Sartre par exemple, semble être passé à côté. Sa « psychanalyse existentielle »,  par laquelle il voulait, comme à son habitude, concilier déterminisme des situations et liberté individuelle, semble un peu foireuse. Il croyait en un projet originel d’existence, qu’on choisissait ses névroses. Freud ne dit pas autre chose quelque part, mais il ne moralise pas. Sartre pensait que le névrosé ou le psychotique était de mauvaise foi, car pour refouler quelque chose de dangereux pour le moi, il fallait une conscience première de ce qu’il fallait refouler, et donc l’homme restait à l’origine de sa névrose, et libre. Mais il oublie que de refoulement était nécessaire pour la cohésion du moi, que sa cause est bel et bien oubliée, et ses effets, les symptômes, réels. Il moralise ainsi un processus de survie psychique. Son aveuglement est lié à son obsession existentialiste de la liberté.

 

Dans « la transcendance de l’ego », Sartre, pour illustrer sa thèse, prend l’exemple d’une femme qui a peur de se mettre à sa fenêtre parce qu’elle craint de crier. Sartre pense que son angoisse exprime sa liberté, le fait qu’on est libre à chaque instant de faire n’importe quoi.
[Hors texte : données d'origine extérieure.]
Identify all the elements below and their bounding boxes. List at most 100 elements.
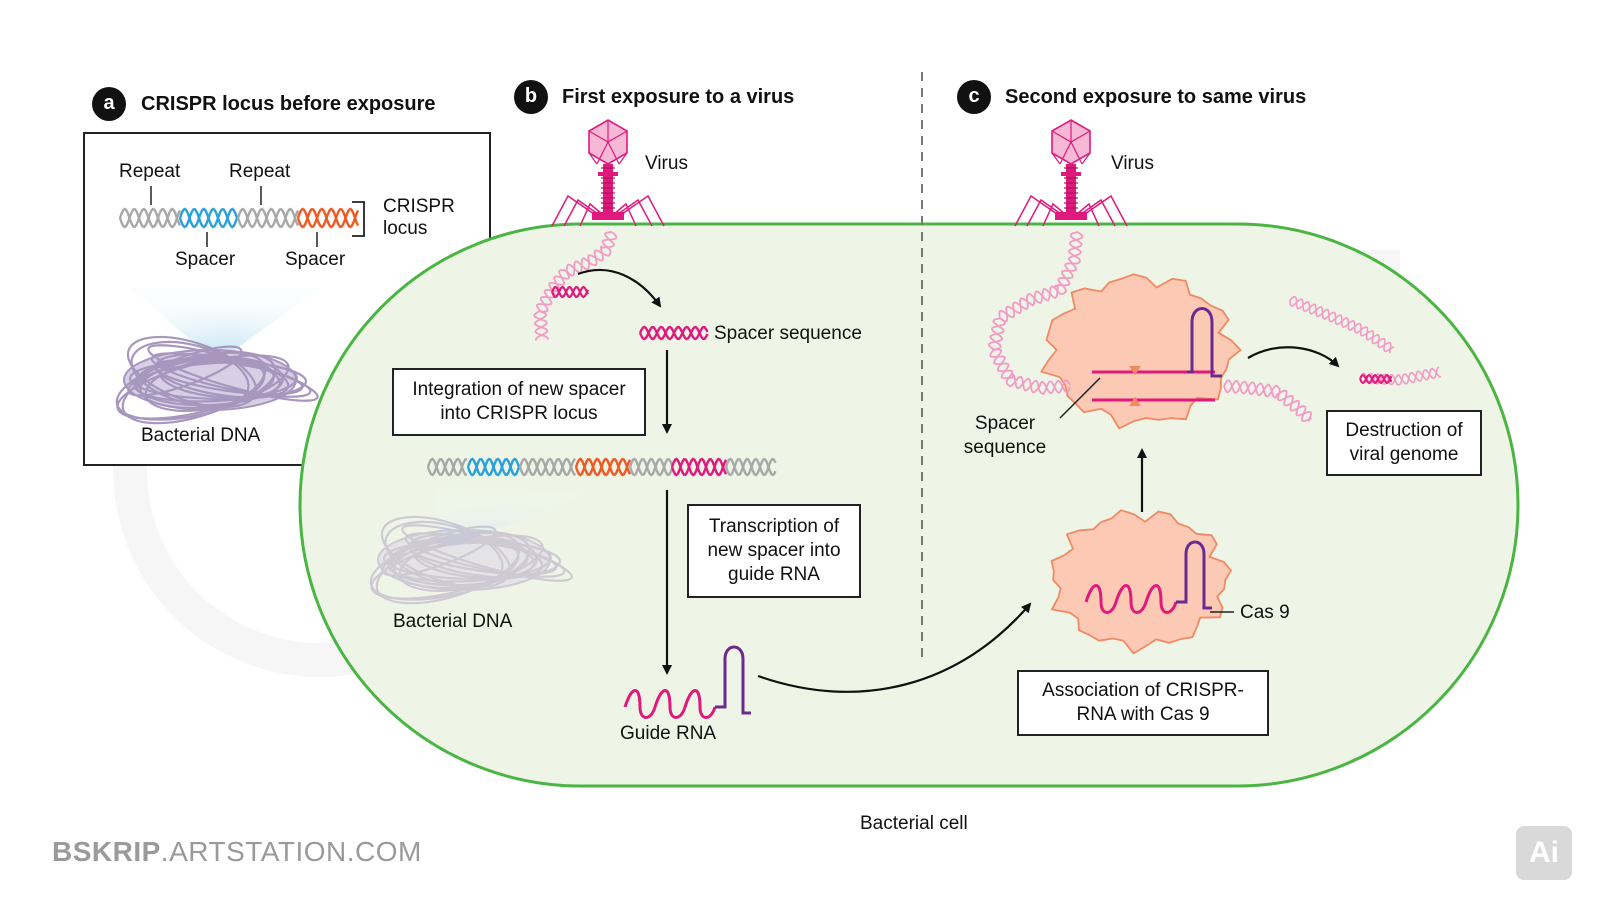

De même, on peut ressentir l’angoisse sur un pont, parce qu’on peut effectivement en sauter à tout moment, si on le souhaite. Pour Freud, la peur de cette femme, cette angoisse sur le pont serait plutôt la manifestation d’une névrose, d’une aliénation, un être libre et maître de lui-même, ne craignant pas de s’échapper ainsi à lui-même. 
Il semblait à Brian que Freud l’emportait, et lui qu’on accuse de jargonner, la lecture de son analyse de la « Gradiva » était bien plus agréable à Brian que « l’Etre et le Néant ».